Est-ce qu’on ne peut pas reprocher à Papa Wemba, comme à vous d’ailleurs, d’avoir été les griots du régime de Joseph Kabila ?
Non. C’est injuste de nous dire ça. C’est injuste de nous répéter tout ce refrain-là. C’est vraiment injuste. Alors qu’est-ce que vous dites des cuisiniers des chefs d’Etat ? Qu’est-ce que vous dites de leurs chauffeurs ? Qu’est-ce que vous dites des médecins qui soignent les chefs d’Etat en Afrique ? Qu’est-ce que vous dites des gens qui repassent leurs habits, leurs lavandiers ? Nous, on fait notre métier, et puis c’est tout. Vous savez, même les épouses des chefs d’Etat ne sont pas forcément de leur avis, politiquement parlant. C’est injuste ce débat-là, ce procès qu’on nous fait régulièrement de façon récurrente. C’est vraiment injuste vis-à-vis de nous, les chanteurs. On ne fait que faire notre métier. On ne fait que « prester » pour gagner notre vie. C’est tout. Ce n’est parce qu’on a chanté que l’on est forcément de cet avis-là, qu’on est contre le peuple ou contre le bien-être en général. C’est faux et injuste.

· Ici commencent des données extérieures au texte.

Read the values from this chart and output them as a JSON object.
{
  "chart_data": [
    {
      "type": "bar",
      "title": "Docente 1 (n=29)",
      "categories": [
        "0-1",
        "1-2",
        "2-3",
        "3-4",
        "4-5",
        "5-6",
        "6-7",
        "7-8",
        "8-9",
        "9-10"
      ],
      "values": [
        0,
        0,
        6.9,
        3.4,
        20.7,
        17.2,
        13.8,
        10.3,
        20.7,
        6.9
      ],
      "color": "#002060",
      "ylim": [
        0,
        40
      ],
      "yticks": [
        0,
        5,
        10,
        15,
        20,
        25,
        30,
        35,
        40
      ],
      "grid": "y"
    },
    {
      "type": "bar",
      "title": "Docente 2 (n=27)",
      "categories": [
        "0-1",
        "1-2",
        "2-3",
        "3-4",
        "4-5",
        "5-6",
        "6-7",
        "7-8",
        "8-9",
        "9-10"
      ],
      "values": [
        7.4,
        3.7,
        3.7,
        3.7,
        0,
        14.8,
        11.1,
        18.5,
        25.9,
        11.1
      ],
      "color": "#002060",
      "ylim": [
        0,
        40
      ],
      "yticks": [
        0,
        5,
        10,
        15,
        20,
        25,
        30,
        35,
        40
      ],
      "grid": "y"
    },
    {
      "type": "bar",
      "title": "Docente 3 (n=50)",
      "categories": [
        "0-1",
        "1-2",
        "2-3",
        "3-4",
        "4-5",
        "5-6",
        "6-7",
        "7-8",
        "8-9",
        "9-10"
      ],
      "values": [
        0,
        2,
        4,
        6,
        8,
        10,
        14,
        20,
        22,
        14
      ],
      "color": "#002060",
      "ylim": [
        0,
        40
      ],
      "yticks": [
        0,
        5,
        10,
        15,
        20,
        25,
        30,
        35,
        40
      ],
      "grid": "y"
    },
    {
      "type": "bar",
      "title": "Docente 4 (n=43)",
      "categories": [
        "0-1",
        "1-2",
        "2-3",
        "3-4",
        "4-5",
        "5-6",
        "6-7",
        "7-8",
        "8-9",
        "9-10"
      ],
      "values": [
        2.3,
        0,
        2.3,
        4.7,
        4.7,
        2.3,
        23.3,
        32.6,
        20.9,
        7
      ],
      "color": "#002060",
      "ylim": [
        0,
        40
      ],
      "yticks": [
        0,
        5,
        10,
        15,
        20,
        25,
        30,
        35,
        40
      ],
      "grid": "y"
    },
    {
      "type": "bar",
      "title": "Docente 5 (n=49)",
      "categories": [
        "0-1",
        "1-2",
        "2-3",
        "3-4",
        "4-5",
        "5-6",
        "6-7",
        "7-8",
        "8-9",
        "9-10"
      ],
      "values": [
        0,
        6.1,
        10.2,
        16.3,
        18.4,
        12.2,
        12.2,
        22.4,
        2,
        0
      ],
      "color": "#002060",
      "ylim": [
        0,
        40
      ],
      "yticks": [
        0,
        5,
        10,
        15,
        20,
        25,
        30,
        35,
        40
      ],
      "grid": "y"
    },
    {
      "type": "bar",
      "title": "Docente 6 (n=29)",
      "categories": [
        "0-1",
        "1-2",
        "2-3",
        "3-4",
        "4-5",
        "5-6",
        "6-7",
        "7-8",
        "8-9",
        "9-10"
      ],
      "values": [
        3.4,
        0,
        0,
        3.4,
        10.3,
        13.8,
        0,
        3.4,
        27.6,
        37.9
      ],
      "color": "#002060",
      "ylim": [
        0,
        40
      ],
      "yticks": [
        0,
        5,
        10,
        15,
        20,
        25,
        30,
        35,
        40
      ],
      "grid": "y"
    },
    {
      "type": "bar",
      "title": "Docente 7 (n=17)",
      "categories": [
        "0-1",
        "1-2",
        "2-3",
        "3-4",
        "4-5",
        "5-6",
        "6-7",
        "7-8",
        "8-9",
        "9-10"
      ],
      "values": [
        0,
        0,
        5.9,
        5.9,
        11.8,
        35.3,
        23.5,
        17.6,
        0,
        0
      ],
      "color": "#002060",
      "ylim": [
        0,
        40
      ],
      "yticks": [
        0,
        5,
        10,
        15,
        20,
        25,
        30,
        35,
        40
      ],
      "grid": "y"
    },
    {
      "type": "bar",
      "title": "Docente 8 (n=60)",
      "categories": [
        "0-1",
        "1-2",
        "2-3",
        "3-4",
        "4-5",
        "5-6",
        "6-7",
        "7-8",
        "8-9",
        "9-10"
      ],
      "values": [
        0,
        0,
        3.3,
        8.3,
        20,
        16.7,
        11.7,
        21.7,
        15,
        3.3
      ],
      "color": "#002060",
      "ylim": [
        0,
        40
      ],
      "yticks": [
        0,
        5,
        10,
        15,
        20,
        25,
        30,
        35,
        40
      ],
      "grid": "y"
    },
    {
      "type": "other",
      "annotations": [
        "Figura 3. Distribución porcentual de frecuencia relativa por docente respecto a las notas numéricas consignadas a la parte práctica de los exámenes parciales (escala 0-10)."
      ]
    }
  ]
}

Quand vous dites que Papa Wemba était la substance de la musique congolaise, qu’est-ce que vous voulez dire par là ? Ce n’était pas seulement un grand chanteur, c’était aussi un très grand musicien ?
C’était un mélodiste. C’était quelqu’un qui aimait les nuances. Il jouait avec sa voix. Il faisait tout ce qu’il voulait avec sa voix. Il avait une voix haut perchée qui tenait bien les notes, et longtemps, encore que, comme tous les êtres humains, il n’était pas parfait, mais il excellait dans son art.